As situações investigadas pela comissão incluem o uso irregular de auxílio-transporte, a comercialização de passagens aéreas pagas pela Casa e a acumulação remunerada de cargos públicos. Em muitos casos, a solução é dada administrativamente — ou seja, o servidor pode ser suspenso, exonerado e até obrigado a devolver o valor desviado —, sem o envio do processo às esferas cível ou penal. De acordo com a diretoria-geral, a maioria dos casos investigados diz respeito a secretários parlamentares, indicados livremente pelos deputados.
178
Quantidade de processos abertos pela Câmara desde 2011
para apurar irregularidades praticadas por servidores da Casa
Casos recentes
» Votos
O Correio revelou na quinta-feira da semana passada o caso de um ex-funcionário da Câmara dos Deputados que recebeu salário por 22 anos sem efetivamente trabalhar e ainda acumular o cargo com outro em uma cidade distante 400km da capital. A Justiça Federal está avaliando a irregularidade. O Ministério Público Federal no Distrito Federal (MPF-DF) pede que Elias José Ferreira devolva todos os salários recebidos irregularmente e que os bens dele tornem-se indisponíveis.
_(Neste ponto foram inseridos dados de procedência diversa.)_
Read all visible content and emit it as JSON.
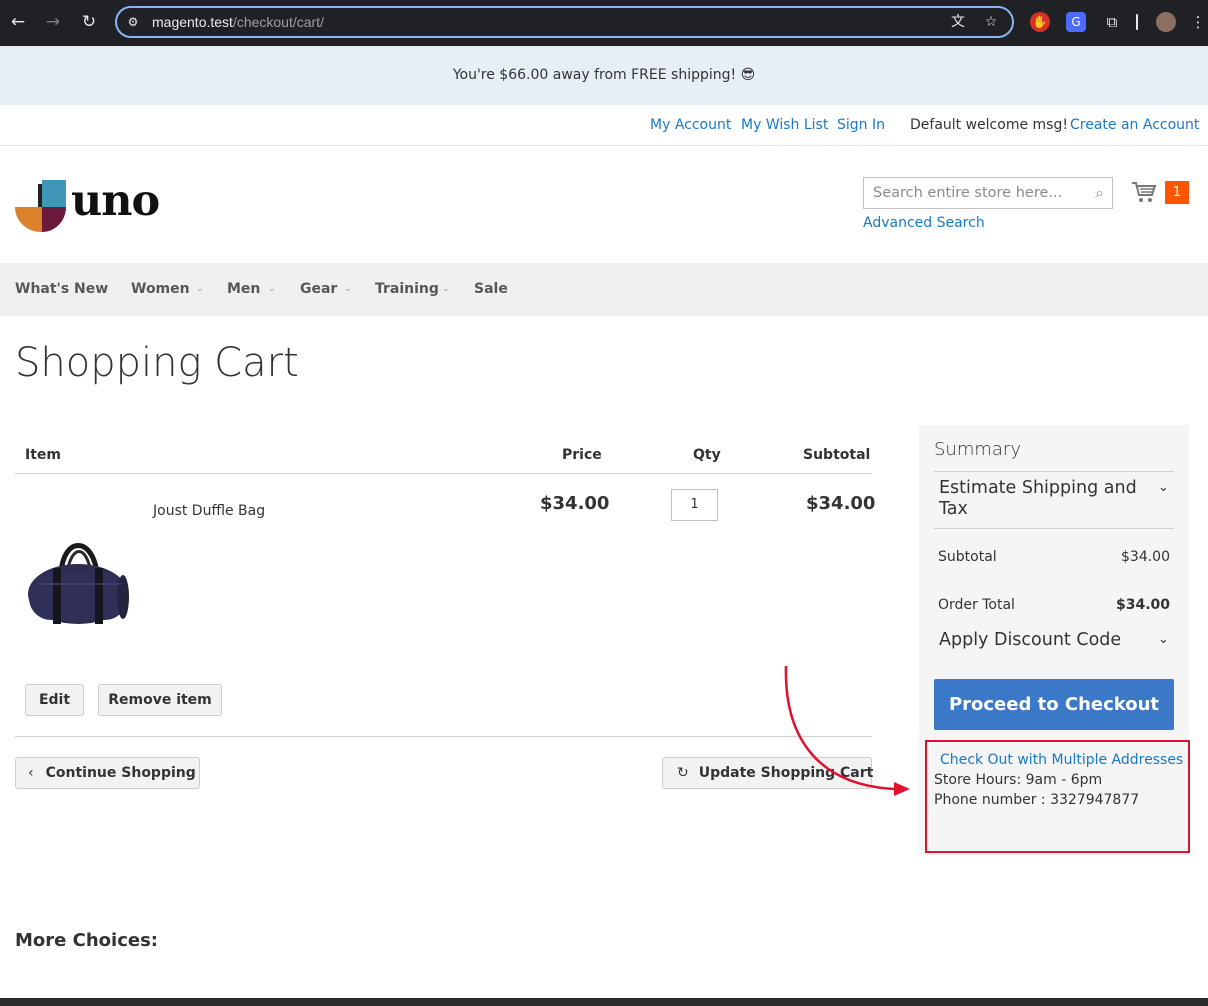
{
  "browser": {
    "url_host": "magento.test",
    "url_path": "/checkout/cart/"
  },
  "promo": {
    "text": "You're $66.00 away from FREE shipping! 😎"
  },
  "header": {
    "my_account": "My Account",
    "wish_list": "My Wish List",
    "sign_in": "Sign In",
    "welcome": "Default welcome msg!",
    "create_account": "Create an Account",
    "logo_text": "uno",
    "search_placeholder": "Search entire store here...",
    "advanced_search": "Advanced Search",
    "cart_count": "1"
  },
  "nav": {
    "items": [
      "What's New",
      "Women",
      "Men",
      "Gear",
      "Training",
      "Sale"
    ]
  },
  "page": {
    "title": "Shopping Cart"
  },
  "cart": {
    "headers": {
      "item": "Item",
      "price": "Price",
      "qty": "Qty",
      "subtotal": "Subtotal"
    },
    "items": [
      {
        "name": "Joust Duffle Bag",
        "price": "$34.00",
        "qty": "1",
        "subtotal": "$34.00"
      }
    ],
    "edit_label": "Edit",
    "remove_label": "Remove item",
    "continue_label": "Continue Shopping",
    "update_label": "Update Shopping Cart"
  },
  "summary": {
    "title": "Summary",
    "estimate_title": "Estimate Shipping and Tax",
    "subtotal_label": "Subtotal",
    "subtotal_value": "$34.00",
    "order_total_label": "Order Total",
    "order_total_value": "$34.00",
    "discount_title": "Apply Discount Code",
    "checkout_label": "Proceed to Checkout",
    "multi_address_label": "Check Out with Multiple Addresses",
    "store_hours": "Store Hours: 9am - 6pm",
    "phone": "Phone number : 3327947877"
  },
  "more_choices": "More Choices:",
  "colors": {
    "link": "#1979c3",
    "checkout_button": "#3b79c8",
    "cart_badge": "#ff5501",
    "annotation": "#e0102f"
  }
}
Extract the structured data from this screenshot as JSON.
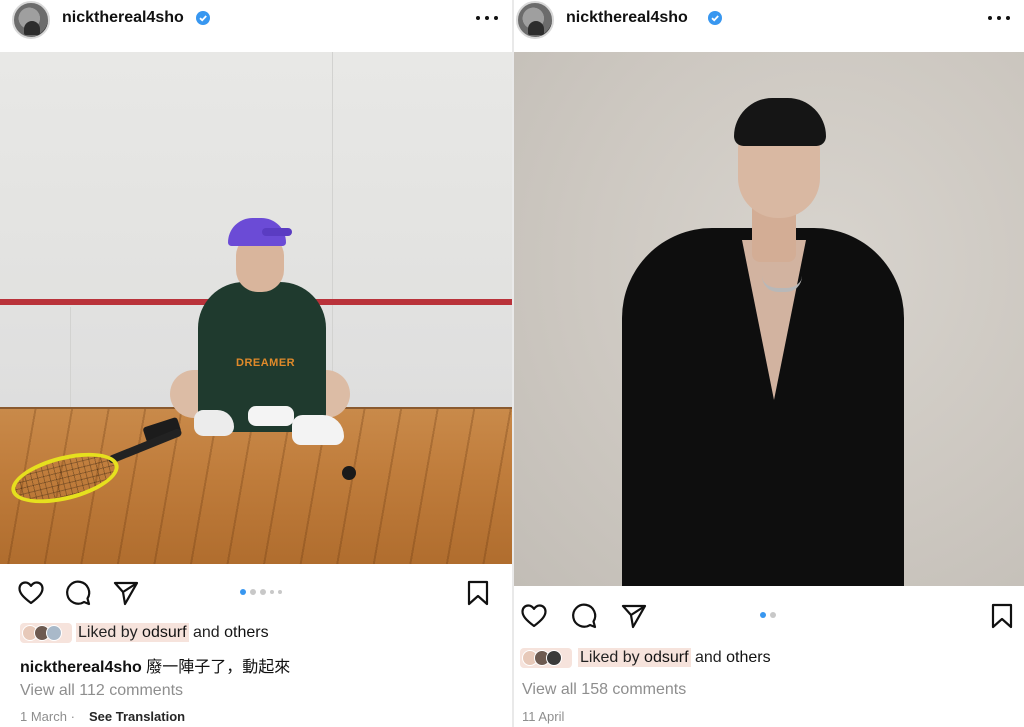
{
  "posts": [
    {
      "username": "nickthereal4sho",
      "verified": true,
      "likes": {
        "prefix": "Liked by",
        "user": "odsurf",
        "and": "and",
        "others": "others"
      },
      "caption": "廢一陣子了，動起來",
      "view_comments": "View all 112 comments",
      "date": "1 March",
      "separator": "·",
      "see_translation": "See Translation",
      "carousel": {
        "count": 5,
        "active": 1
      }
    },
    {
      "username": "nickthereal4sho",
      "verified": true,
      "likes": {
        "prefix": "Liked by",
        "user": "odsurf",
        "and": "and",
        "others": "others"
      },
      "view_comments": "View all 158 comments",
      "date": "11 April",
      "carousel": {
        "count": 2,
        "active": 1
      }
    }
  ],
  "icons": {
    "more": "more-options-icon",
    "like": "heart-icon",
    "comment": "comment-icon",
    "share": "paper-plane-icon",
    "save": "bookmark-icon",
    "verified": "verified-badge-icon"
  },
  "photo_text": {
    "hoodie_print": "DREAMER"
  },
  "colors": {
    "verified": "#3897f0",
    "carousel_active": "#3897f0",
    "muted_text": "#8e8e8e",
    "like_highlight": "#f6e3dc"
  }
}
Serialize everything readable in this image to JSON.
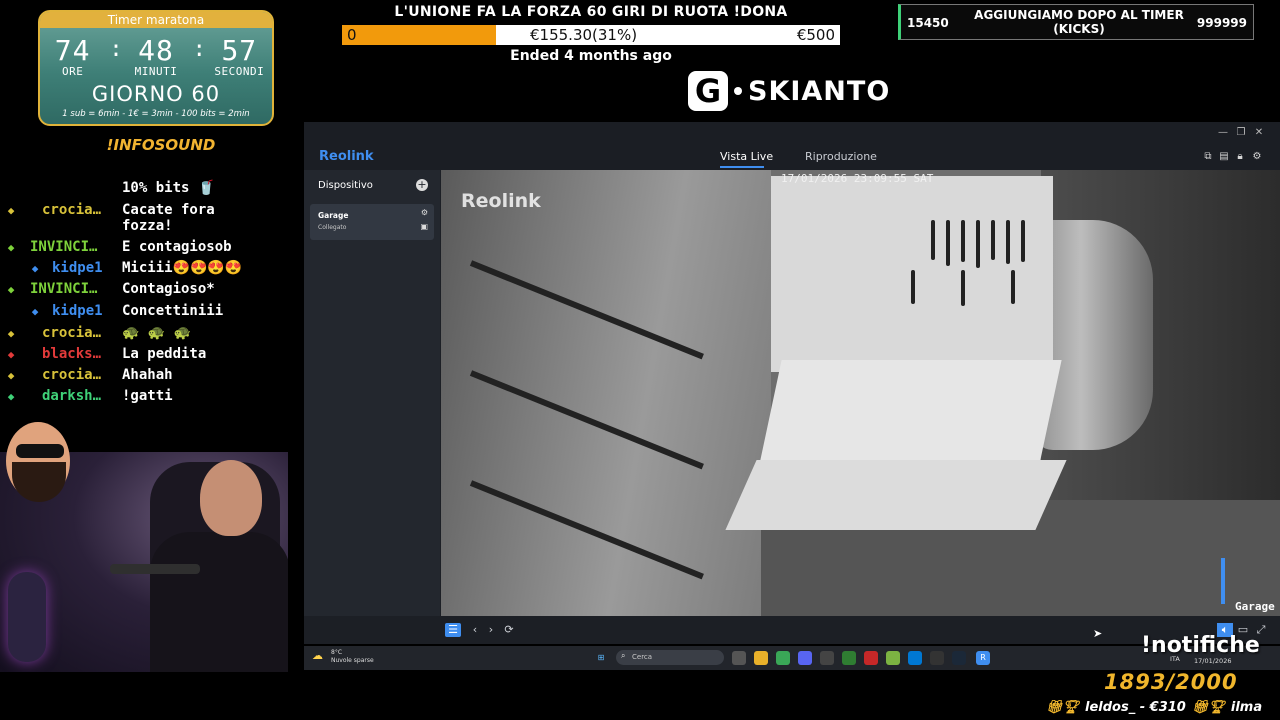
{
  "timer": {
    "title": "Timer maratona",
    "hours": "74",
    "minutes": "48",
    "seconds": "57",
    "hours_label": "ORE",
    "minutes_label": "MINUTI",
    "seconds_label": "SECONDI",
    "day": "GIORNO 60",
    "rules": "1 sub = 6min - 1€ = 3min - 100 bits = 2min"
  },
  "infosound": "!INFOSOUND",
  "chat": {
    "messages": [
      {
        "user": "",
        "text": "10% bits 🥤",
        "user_color": "#ffffff"
      },
      {
        "user": "crocia…",
        "text": "Cacate fora",
        "user_color": "#d8c23a"
      },
      {
        "user": "",
        "text": "fozza!",
        "user_color": "#ffffff"
      },
      {
        "user": "INVINCI…",
        "text": "E contagiosob",
        "user_color": "#7ed23b"
      },
      {
        "user": "kidpe1",
        "text": "Miciii😍😍😍😍",
        "user_color": "#3f8ef0"
      },
      {
        "user": "INVINCI…",
        "text": "Contagioso*",
        "user_color": "#7ed23b"
      },
      {
        "user": "kidpe1",
        "text": "Concettiniii",
        "user_color": "#3f8ef0"
      },
      {
        "user": "crocia…",
        "text": "🐢 🐢 🐢",
        "user_color": "#d8c23a"
      },
      {
        "user": "blacks…",
        "text": "La peddita",
        "user_color": "#e23a3a"
      },
      {
        "user": "crocia…",
        "text": "Ahahah",
        "user_color": "#d8c23a"
      },
      {
        "user": "darksh…",
        "text": "!gatti",
        "user_color": "#3fd178"
      }
    ]
  },
  "goal": {
    "title": "L'UNIONE FA LA FORZA 60 GIRI DI RUOTA !DONA",
    "start": "0",
    "current": "€155.30(31%)",
    "target": "€500",
    "progress": 0.31,
    "status": "Ended 4 months ago"
  },
  "logo": {
    "letter": "G",
    "word": "SKIANTO"
  },
  "kicks": {
    "left": "15450",
    "title": "AGGIUNGIAMO DOPO AL TIMER (KICKS)",
    "right": "999999"
  },
  "reolink": {
    "app_name": "Reolink",
    "tabs": {
      "live": "Vista Live",
      "playback": "Riproduzione"
    },
    "sidebar_title": "Dispositivo",
    "device": {
      "name": "Garage",
      "status": "Collegato"
    },
    "camera_logo": "Reolink",
    "timestamp": "17/01/2026 23:09:55 SAT",
    "camera_label": "Garage"
  },
  "taskbar": {
    "weather_temp": "8°C",
    "weather_desc": "Nuvole sparse",
    "search_placeholder": "Cerca",
    "lang": "ITA",
    "date": "17/01/2026"
  },
  "overlays": {
    "notifiche": "!notifiche",
    "sub_goal": "1893/2000",
    "ticker": [
      {
        "text": "leldos_ - €310"
      },
      {
        "text": "ilma"
      }
    ]
  },
  "colors": {
    "accent": "#3f8ef0",
    "gold": "#f0b62c",
    "goal_fill": "#f29a0c"
  }
}
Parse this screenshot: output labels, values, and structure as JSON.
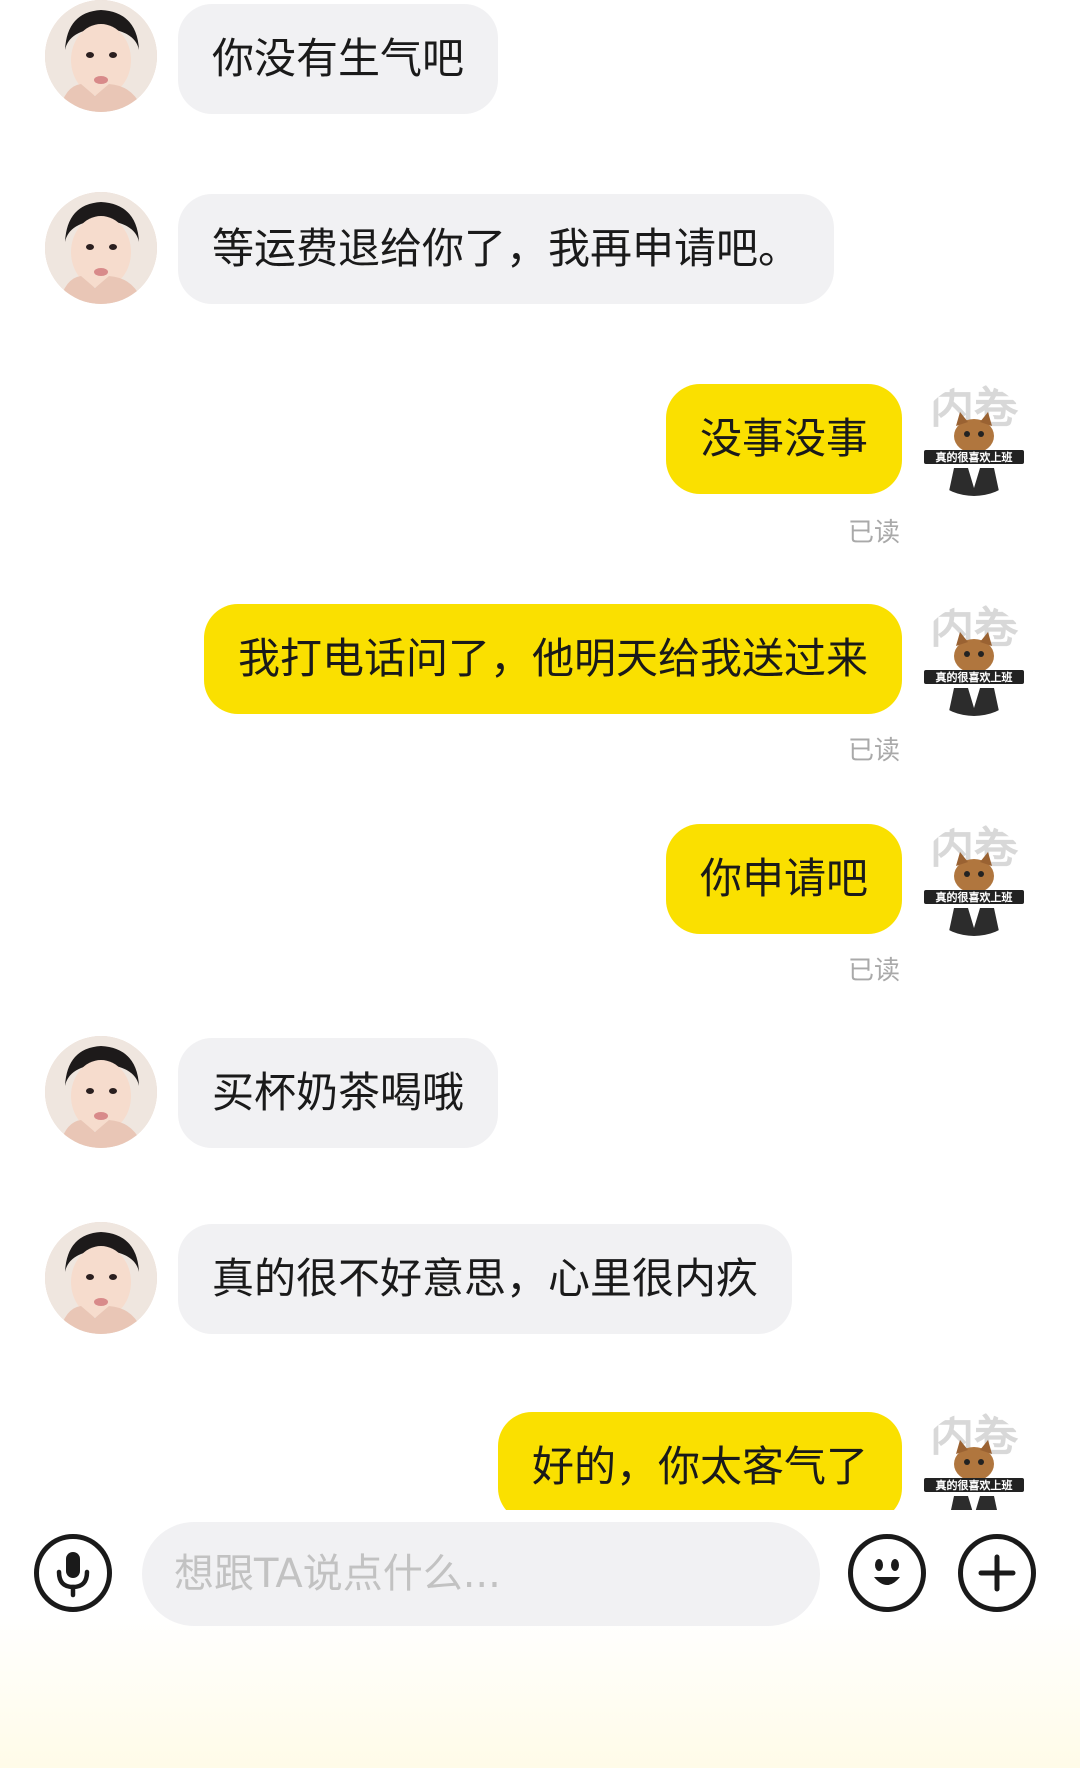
{
  "messages": [
    {
      "side": "in",
      "text": "你没有生气吧"
    },
    {
      "side": "in",
      "text": "等运费退给你了，我再申请吧。"
    },
    {
      "side": "out",
      "text": "没事没事",
      "status": "已读"
    },
    {
      "side": "out",
      "text": "我打电话问了，他明天给我送过来",
      "status": "已读"
    },
    {
      "side": "out",
      "text": "你申请吧",
      "status": "已读"
    },
    {
      "side": "in",
      "text": "买杯奶茶喝哦"
    },
    {
      "side": "in",
      "text": "真的很不好意思，心里很内疚"
    },
    {
      "side": "out",
      "text": "好的，你太客气了"
    }
  ],
  "avatar_right_caption": "真的很喜欢上班",
  "avatar_right_watermark": "内卷",
  "input": {
    "placeholder": "想跟TA说点什么..."
  },
  "icons": {
    "voice": "microphone-icon",
    "emoji": "emoji-icon",
    "more": "plus-icon"
  },
  "colors": {
    "bubble_out": "#fae000",
    "bubble_in": "#f1f1f3",
    "read_status": "#a9a9a9"
  }
}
O ex-funcionário trabalhou na Câmara de setembro de 1980 a março de 2010, passando por cargos como auxiliar de gabinete e técnico legislativo. Em julho de 1988, ele também assumiu o posto de defensor público em Coromandel (MG). A investigação começou a partir de um procedimento disciplinar aberto pela própria Câmara contra Ferreira, concluído no ano passado.
Nos depoimentos, ele acabou admitindo que, quando esteve lotado no gabinete do deputado Antônio Andrade (PMDB-MG), sua função era conseguir votos para o parlamentar na cidade do interior de Minas. O parlamentar alegou que Elias estava cedido a seu gabinete e sempre compareceu normalmente ao
trabalho em Brasília.
» Investigação
Na edição de sábado passado, o Correio revelou que o MPF-DF instaurou inquérito civil público para investigar denúncia de que a senadoraVanessa Grazziotin (PCdoB-AM) empregou funcionários fantasmas em seu gabinete na época em que exercia o mandato de deputada federal, entre 2007 e 2010. A apuração está na fase de coleta de provas para embasar uma futura ação civil pública contra a parlamentar e os servidores. A congressista pode ser enquadrada por improbidade administrativa.
Ao término do inquérito, o órgão deve pedir à Justiça Federal que determine a devolução imediata dos salários pagos aos fantasmas de maneira irregular. A senadora não se pronunciou sobre as supostas irregularidades até agora.